Fue René Descartes quien en el siglo XVII por primera vez propuso que el cerebro era una máquina que se encargaba de controlar las funciones del cuerpo y el comportamiento en los animales. Como hombre religioso, consideró que esa máquina era operada, en el hombre, por la mente, un ente inmaterial que no respondía a las leyes naturales.
Pese al problema filosófico que planteaba esta dicotomía mente-cuerpo, la visión de Descartes abrió el camino a la investigación sobre el cerebro y sus funciones.
El problema del estudio del cerebro era muy distinto al de otras partes del cuerpo humano, porque su observación directa, su anatomía o su fisiología no ofrecían prácticamente ninguna información sobre su funcionamiento, como sí lo hacen la observación y disección de otros órganos.
Por ello, las lesiones cerebrales fueron durante largo tiempo la única forma de estudiar la relación entre forma y funcionamiento de esa masa rosada de kilo y medio o dos kilos de peso y formada por 100.000 millones de neuronas que es el cerebro o encéfalo. Así, a mediados del siglo XIX el francés Paul Broca pudo determinar al trabajar con pacientes que padecían lesiones cerebrales que la capacidad de hablar se localiza en el lóbulo frontal del cerebro, en la hoy conocida como área de Broca. Para 1890, el trabajo con otros pacientes con lesiones en el lóbulo occipital (la parte más trasera de nuestro cerebro) permitió al neurólogo sueco Salomon Henschenn identificar allí el centro de la visión.
En el siglo XX, la investigación y las nuevas técnicas de observación fueron dibujando un mapa tremendamente complejo del cerebro, donde su actividad dependía de que ciertas sustancias, verdaderos mensajeros químicos llamados neurotransmisores, recorrieran el camino entre dos neuronas, en el punto donde se comunican pero no se tocan, llamado sinapsis, separadas por el espacio sináptico identificado por Santiago Ramón y Cajal.
Estas sustancias resultaron uno de los más complejos acertijos de la fisiología, y su estudio ayudó a poner en marcha lo que hoy conocemos como neurociencias: el estudio del sistema nervioso desde diversos puntos de vista, desde el conductual hasta el químico, desde el anatómico hasta el genético, tratando de armar el rompecabezas del aparato con el que percibimos, sentimos, pensamos y actuamos, desde la transmisión de un impulso entre dos neuronas hasta un comportamiento complejo como la solución de problemas matemáticos, desde el aspecto evolutivo hasta una función tan elusiva como la memoria.
Poco a poco, la imagen del cerebro se va aclarando… y complicando a la vez, porque el cerebro ha demostrado ser un órgano mucho más plástico o flexible de lo que imaginábamos.

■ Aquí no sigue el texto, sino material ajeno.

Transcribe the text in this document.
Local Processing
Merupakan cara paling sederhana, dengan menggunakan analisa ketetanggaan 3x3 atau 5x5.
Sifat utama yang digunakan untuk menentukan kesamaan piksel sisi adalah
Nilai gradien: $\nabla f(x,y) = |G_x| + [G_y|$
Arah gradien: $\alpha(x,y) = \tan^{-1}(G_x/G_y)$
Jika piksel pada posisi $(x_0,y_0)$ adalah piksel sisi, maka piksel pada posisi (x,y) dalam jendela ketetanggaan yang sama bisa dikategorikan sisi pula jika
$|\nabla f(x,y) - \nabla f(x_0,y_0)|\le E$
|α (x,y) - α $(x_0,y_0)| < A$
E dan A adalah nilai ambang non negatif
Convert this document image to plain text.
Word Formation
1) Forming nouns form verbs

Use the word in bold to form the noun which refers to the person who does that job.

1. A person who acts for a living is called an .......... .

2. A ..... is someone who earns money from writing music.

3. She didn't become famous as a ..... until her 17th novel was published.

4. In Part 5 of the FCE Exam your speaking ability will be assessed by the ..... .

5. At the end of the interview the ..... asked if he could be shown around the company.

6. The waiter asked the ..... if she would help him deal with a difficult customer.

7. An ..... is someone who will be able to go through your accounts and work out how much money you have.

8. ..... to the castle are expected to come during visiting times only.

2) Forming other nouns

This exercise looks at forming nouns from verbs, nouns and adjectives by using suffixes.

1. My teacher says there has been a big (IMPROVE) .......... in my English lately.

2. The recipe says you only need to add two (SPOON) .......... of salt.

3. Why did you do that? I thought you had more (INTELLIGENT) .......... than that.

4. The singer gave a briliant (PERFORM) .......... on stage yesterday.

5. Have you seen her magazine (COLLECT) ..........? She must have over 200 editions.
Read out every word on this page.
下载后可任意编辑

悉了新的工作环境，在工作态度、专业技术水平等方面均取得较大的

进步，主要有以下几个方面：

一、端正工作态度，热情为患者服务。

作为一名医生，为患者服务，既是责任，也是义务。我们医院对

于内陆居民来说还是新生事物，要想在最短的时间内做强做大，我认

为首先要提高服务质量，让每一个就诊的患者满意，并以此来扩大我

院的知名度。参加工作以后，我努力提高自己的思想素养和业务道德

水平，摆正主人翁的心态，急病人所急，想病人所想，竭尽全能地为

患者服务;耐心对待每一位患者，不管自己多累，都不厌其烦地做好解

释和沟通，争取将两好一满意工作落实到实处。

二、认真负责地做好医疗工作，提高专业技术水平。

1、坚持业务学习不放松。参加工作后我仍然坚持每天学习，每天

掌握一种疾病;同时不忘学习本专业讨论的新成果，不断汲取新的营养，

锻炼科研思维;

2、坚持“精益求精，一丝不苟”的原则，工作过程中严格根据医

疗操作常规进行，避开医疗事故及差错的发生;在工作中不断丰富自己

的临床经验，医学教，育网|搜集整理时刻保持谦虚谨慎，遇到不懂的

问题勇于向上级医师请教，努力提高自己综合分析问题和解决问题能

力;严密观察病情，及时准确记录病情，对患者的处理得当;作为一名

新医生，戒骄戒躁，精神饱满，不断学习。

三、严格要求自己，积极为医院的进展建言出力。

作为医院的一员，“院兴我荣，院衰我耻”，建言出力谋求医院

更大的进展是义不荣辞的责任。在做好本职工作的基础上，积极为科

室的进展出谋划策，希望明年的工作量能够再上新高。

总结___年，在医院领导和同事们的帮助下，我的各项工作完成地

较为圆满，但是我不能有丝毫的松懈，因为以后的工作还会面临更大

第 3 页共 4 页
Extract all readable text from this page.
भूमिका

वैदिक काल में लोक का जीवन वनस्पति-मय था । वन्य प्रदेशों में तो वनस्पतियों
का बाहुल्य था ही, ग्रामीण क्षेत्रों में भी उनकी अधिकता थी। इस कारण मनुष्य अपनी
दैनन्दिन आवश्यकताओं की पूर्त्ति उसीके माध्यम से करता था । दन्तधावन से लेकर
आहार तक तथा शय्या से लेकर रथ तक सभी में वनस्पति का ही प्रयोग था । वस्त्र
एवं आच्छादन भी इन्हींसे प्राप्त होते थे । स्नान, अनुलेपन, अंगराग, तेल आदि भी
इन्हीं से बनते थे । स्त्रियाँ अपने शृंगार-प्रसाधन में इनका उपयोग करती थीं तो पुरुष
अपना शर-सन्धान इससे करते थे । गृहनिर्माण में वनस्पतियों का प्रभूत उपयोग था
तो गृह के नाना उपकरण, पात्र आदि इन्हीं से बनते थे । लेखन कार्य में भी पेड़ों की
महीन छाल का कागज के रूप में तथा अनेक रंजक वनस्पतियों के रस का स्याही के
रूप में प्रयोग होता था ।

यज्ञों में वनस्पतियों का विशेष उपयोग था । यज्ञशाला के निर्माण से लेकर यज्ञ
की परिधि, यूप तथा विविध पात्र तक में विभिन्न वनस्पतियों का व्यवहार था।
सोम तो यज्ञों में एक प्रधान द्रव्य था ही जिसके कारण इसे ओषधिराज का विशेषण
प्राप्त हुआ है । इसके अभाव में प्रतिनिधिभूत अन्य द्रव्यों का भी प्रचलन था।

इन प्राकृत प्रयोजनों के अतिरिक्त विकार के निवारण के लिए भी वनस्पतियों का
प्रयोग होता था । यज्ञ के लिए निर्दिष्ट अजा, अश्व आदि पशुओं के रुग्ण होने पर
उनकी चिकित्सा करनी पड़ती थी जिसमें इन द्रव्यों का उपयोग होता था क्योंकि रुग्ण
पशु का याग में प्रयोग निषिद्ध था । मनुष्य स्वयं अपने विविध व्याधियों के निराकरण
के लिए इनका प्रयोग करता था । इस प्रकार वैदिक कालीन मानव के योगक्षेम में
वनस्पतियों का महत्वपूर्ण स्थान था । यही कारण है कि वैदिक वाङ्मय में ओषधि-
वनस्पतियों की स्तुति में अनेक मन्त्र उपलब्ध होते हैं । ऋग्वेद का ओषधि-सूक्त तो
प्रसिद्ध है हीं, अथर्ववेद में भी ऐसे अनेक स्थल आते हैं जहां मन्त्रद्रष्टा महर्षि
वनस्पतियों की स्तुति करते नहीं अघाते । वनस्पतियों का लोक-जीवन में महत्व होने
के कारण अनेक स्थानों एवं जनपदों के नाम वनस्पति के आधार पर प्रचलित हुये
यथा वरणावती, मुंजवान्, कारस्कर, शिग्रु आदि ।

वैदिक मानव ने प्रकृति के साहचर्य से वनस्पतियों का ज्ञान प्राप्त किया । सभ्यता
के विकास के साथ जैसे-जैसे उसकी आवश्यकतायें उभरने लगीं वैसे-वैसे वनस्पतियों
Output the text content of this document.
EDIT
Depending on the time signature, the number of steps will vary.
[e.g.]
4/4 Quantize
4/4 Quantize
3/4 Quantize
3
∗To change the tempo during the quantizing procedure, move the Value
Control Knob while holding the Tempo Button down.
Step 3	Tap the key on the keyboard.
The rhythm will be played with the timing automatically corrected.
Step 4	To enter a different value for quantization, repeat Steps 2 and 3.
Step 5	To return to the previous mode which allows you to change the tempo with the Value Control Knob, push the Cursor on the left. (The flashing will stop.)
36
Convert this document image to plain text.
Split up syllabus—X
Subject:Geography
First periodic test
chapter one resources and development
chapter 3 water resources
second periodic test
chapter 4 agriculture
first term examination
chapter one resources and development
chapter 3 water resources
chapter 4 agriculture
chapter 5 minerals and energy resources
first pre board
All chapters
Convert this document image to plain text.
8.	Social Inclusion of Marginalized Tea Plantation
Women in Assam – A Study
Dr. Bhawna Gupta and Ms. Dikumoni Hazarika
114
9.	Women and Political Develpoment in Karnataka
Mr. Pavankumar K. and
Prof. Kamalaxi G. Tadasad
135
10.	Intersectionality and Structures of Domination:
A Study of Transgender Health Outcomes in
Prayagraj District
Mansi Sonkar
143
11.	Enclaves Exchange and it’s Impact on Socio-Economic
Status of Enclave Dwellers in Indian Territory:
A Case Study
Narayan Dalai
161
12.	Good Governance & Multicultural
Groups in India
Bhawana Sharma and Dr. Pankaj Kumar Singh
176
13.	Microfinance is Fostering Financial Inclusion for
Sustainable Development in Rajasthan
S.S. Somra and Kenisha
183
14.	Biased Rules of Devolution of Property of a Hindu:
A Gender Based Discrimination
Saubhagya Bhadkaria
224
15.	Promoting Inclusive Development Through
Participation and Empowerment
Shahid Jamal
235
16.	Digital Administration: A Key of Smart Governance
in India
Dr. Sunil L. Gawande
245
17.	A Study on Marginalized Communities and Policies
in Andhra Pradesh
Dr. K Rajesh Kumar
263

Si antes se pensaba que las neuronas no se reproducían, las investigaciones ahora apuntan a que sí existe producción de nuevas neuronas en los humanos adultos. La comprensión de los elementos que favorecen o inhiben la producción de neuronas, así como las posibilidades de cultivarlas, abren amplias avenidas de investigación para el tratamiento de enfermedades neurodegenerativas o de lesiones nerviosas graves como las que producen parálisis, además de entender cómo ciertas sustancias pueden dañar o favorecer ciertas conductas y funciones, como la adicción a sustancias psicogénicas o la capacidad matemática.
Pero no son las nuevas neuronas las que dan su mayor flexibilidad al cerebro, sino las conexiones entre neuronas y las redes que crean, su capacidad de intercomunicación, las que parecen guardar la clave de nuestras funciones cognitivas. Una sola neurona puede tener miles de sinapsis con otras tantas neuronas, formando complejos entramados. Cuando aprendemos algo, por ejemplo, empezamos adquiriendo una memoria a corto plazo que forma patrones temporales de comunicación entre neuronas, mientras que la memoria a largo plazo implica la creación de nuevas conexiones entre neuronas. La forma en que esas conexiones codifican lo que para nosotros puede ser la memoria de una canción, del olor de una fruta o de una experiencia del pasado sigue siendo un misterio cuya solución no parece cercana.
Los propios neurotransmisores son apenas comprendidos. Algunos excitan a la neurona a la que se unen, mientras que otros inhiben la actividad de esas neuronas. Sabemos que algunos neurotransmisores están relacionados con ciertos aspectos psicológicos y conductuales, pero la imagen dista mucho de ser clara. Por ejemplo, el primer neurotransmisor identificado, la acetilcolina, tiene relación con aspectos tan distintos como el movimiento voluntario, el aprendizaje, la memoria y el sueño; un exceso de esta sustancia está asociado con la depresión y una carencia de ella en cierta zona del encéfalo llamada hipocampo se ha asociado a la demencia o pérdida de la memoria.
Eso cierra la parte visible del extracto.